Both gothic and postcolonial traditions of literature transgress boundaries and limitations imposed by secular modern authority. At stake are the enchanted spaces, times, people, and competing systems of sacred authority. As the logic of secular modernity assigns enchantment to the realm of the irrational, myths invested with alternative authority become repressed. Through the traumas resulting from such repression or outright oppression, enchantment returns sometimes in twisted and distorted forms through monsters, ghosts, and haunted memories.

With the recent publication of Charles Taylor’s A Secular Age, the connection between the gothic and the postcolonial becomes more apparent as both traditions witness the survivance of enchantment despite the rule of secular modernity. The postcolonial gothic brings the two traditions together not only in such established works as Jean Rhys’s Wide Sargasso Sea, Tayeb Salih’s Season of Migration to the North, Toni Morrison’s Beloved, and Fred D’Aguaiar’s Feeding the Ghosts but also in recent works that will be the examples used for this study: Robert Barclay’s Melal, Indra Sinha’s Animal’s People, and Linda Hogan’s People of the Whale. With these examples, we will see how the postcolonial gothic challenges the disenchanted world of secular modernity by offering a postcolonial gothic ecology which reconciles those traumatized by modernity’s insensitive incursions into local ecosystems with their local communities through their enchanting connections to their local place.


Joseph Towle (University of Minnesota, Minneapolis MN): "Críticos incómodos: La novela Muertos incómodos"

The novel Muertos incómodos (falta lo que falta) written by Subcomandante Marcos and Paco Ignacio Taibo II represents a new type of novel in Latin America. The novel first appeared in installments in the Mexican newspaper La Jornada one chapter at time between December 5, 2004 and February 20, 2005 with both writers alternating writing the chapters; Subcomandante Marcos the first and subsequent odd chapters and Taibo writing the even chapters, all of which were made available to the public in each Sunday print and online edition for twelve consecutive weeks.

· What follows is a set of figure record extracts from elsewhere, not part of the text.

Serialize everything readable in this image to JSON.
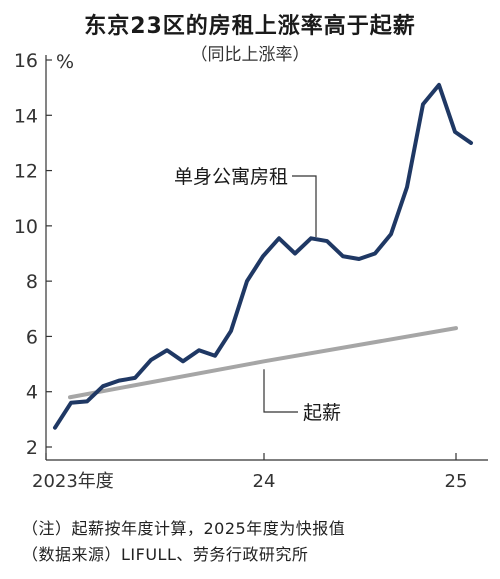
{
  "title": "东京23区的房租上涨率高于起薪",
  "subtitle": "（同比上涨率）",
  "notes": [
    "（注）起薪按年度计算，2025年度为快报值",
    "（数据来源）LIFULL、劳务行政研究所"
  ],
  "chart_data": {
    "type": "line",
    "y_unit": "%",
    "ylim": [
      2,
      16
    ],
    "y_ticks": [
      2,
      4,
      6,
      8,
      10,
      12,
      14,
      16
    ],
    "x_tick_labels": [
      "2023年度",
      "24",
      "25"
    ],
    "series": [
      {
        "name": "单身公寓房租",
        "color": "#1f3864",
        "values": [
          2.7,
          3.6,
          3.65,
          4.2,
          4.4,
          4.5,
          5.15,
          5.5,
          5.1,
          5.5,
          5.3,
          6.2,
          8.0,
          8.9,
          9.55,
          9.0,
          9.55,
          9.45,
          8.9,
          8.8,
          9.0,
          9.7,
          11.4,
          14.4,
          15.1,
          13.4,
          13.0
        ]
      },
      {
        "name": "起薪",
        "color": "#a6a6a6",
        "values": [
          3.8,
          5.1,
          6.3
        ]
      }
    ],
    "annotations": [
      {
        "series": "单身公寓房租",
        "text": "单身公寓房租"
      },
      {
        "series": "起薪",
        "text": "起薪"
      }
    ],
    "grid": false
  }
}
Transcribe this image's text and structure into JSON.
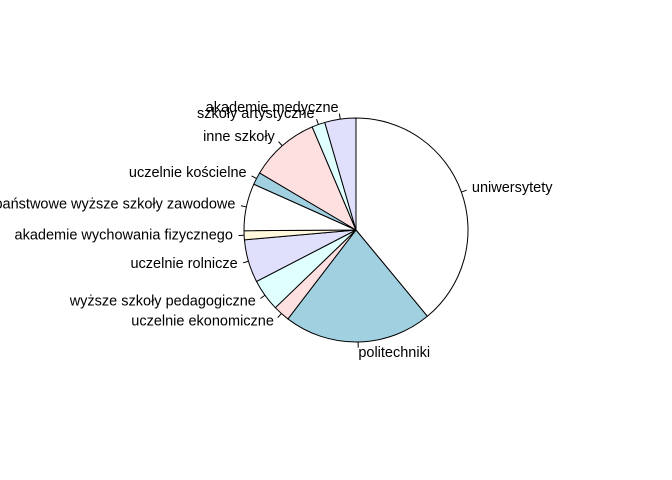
{
  "chart_data": {
    "type": "pie",
    "title": "",
    "direction": "clockwise",
    "start_angle_deg": 90,
    "slices": [
      {
        "label": "uniwersytety",
        "value": 39.0,
        "color": "#ffffff"
      },
      {
        "label": "politechniki",
        "value": 21.4,
        "color": "#a1d0e1"
      },
      {
        "label": "uczelnie ekonomiczne",
        "value": 2.4,
        "color": "#ffe0e0"
      },
      {
        "label": "wyższe szkoły pedagogiczne",
        "value": 4.6,
        "color": "#e0ffff"
      },
      {
        "label": "uczelnie rolnicze",
        "value": 6.2,
        "color": "#e0e0fc"
      },
      {
        "label": "akademie wychowania fizycznego",
        "value": 1.3,
        "color": "#fff8dc"
      },
      {
        "label": "państwowe wyższe szkoły zawodowe",
        "value": 6.8,
        "color": "#ffffff"
      },
      {
        "label": "uczelnie kościelne",
        "value": 1.8,
        "color": "#a1d0e1"
      },
      {
        "label": "inne szkoły",
        "value": 10.1,
        "color": "#ffe0e0"
      },
      {
        "label": "szkoły artystyczne",
        "value": 1.9,
        "color": "#e0ffff"
      },
      {
        "label": "akademie medyczne",
        "value": 4.5,
        "color": "#e0e0fc"
      }
    ]
  }
}
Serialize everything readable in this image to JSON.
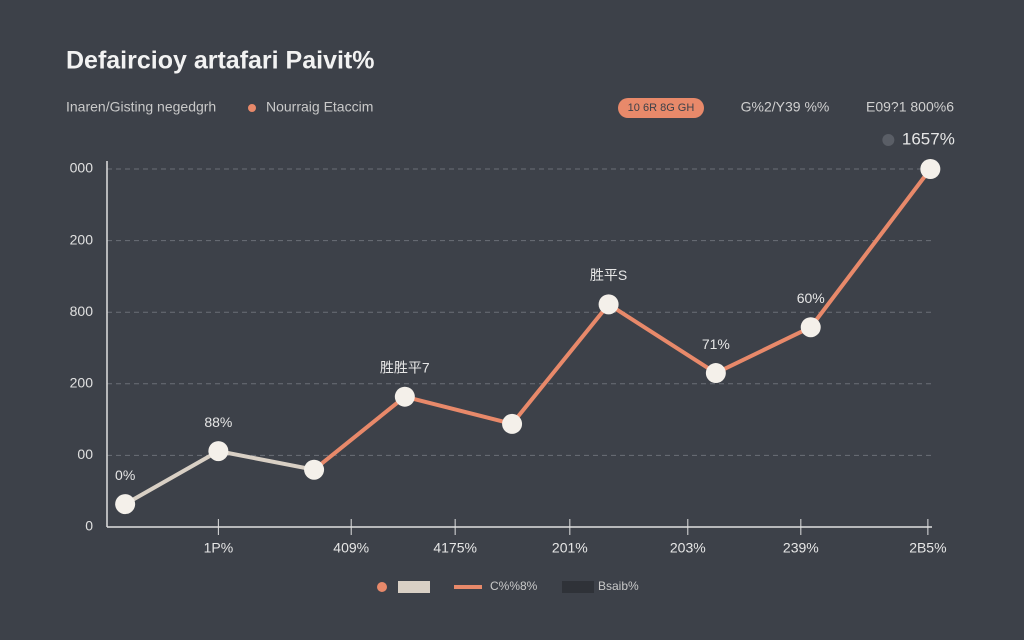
{
  "chart_data": {
    "type": "line",
    "title": "Defaircioy artafari Paivit%",
    "subtitle": "Inaren/Gisting negedgrh",
    "top_legend": {
      "label": "Nourraig Etaccim",
      "color": "#e8896a"
    },
    "badge": "10 6R 8G GH",
    "header_stats": [
      "G%2/Y39 %%",
      "E09?1 800%6"
    ],
    "xlim": [
      0,
      100
    ],
    "xticks": [
      {
        "value": 13.5,
        "label": "1P%"
      },
      {
        "value": 29.6,
        "label": "409%"
      },
      {
        "value": 42.2,
        "label": "4175%"
      },
      {
        "value": 56.1,
        "label": "201%"
      },
      {
        "value": 70.4,
        "label": "203%"
      },
      {
        "value": 84.1,
        "label": "239%"
      },
      {
        "value": 99.5,
        "label": "2B5%"
      }
    ],
    "ylim": [
      0,
      5
    ],
    "yticks": [
      {
        "value": 0,
        "label": "0"
      },
      {
        "value": 1,
        "label": "00"
      },
      {
        "value": 2,
        "label": "200"
      },
      {
        "value": 3,
        "label": "800"
      },
      {
        "value": 4,
        "label": "200"
      },
      {
        "value": 5,
        "label": "000"
      }
    ],
    "grid": true,
    "series": [
      {
        "name": "C%%8%",
        "color": "#e8896a",
        "x": [
          2.2,
          13.5,
          25.1,
          36.1,
          49.1,
          60.8,
          73.8,
          85.3,
          99.8
        ],
        "values": [
          0.32,
          1.06,
          0.8,
          1.82,
          1.44,
          3.11,
          2.15,
          2.79,
          5.0
        ],
        "lead_color": "#d9d0c5",
        "lead_segments": 2,
        "annotations": [
          "0%",
          "88%",
          null,
          "胜胜平7",
          null,
          "胜平S",
          "71%",
          "60%",
          "1657%"
        ]
      }
    ],
    "bottom_legend": [
      {
        "color": "#e8896a",
        "marker": "dot"
      },
      {
        "color": "#d9d0c5",
        "marker": "rect"
      },
      {
        "name": "C%%8%",
        "color": "#e8896a",
        "marker": "line"
      },
      {
        "name": "Bsaib%",
        "color": "#2f3238",
        "marker": "rect"
      }
    ]
  }
}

It is within this context that the authors began to pen their new literary experiment and by no means would it be immune to scrutiny and critique. Critiques came from Carlos Monsivaís and Homero Aridjis as well as from professors in the United States, such as Glen Close and Lewis-Sebring Professor in Latin American and Latino Culture, Ilan Stavans. Muertos incómodos marks a sharp break from traditional structures of the novel, yet the manner in which the novel has been critiqued by the aforementioned critics is done from a Western, Eurocentric paradigm. Since this novel originated from Latin America and its logic stems from non-Western and non-European frameworks it will be more useful, as Susan Brill de Ramírez maintains in Contemporary American Indian Literatures and the Oral Tradition (1999), to not use western interpretive theories to analyze non-western cultural productions, but instead to consider the relationship between orality and writing and the novel’s otro modo de pensar.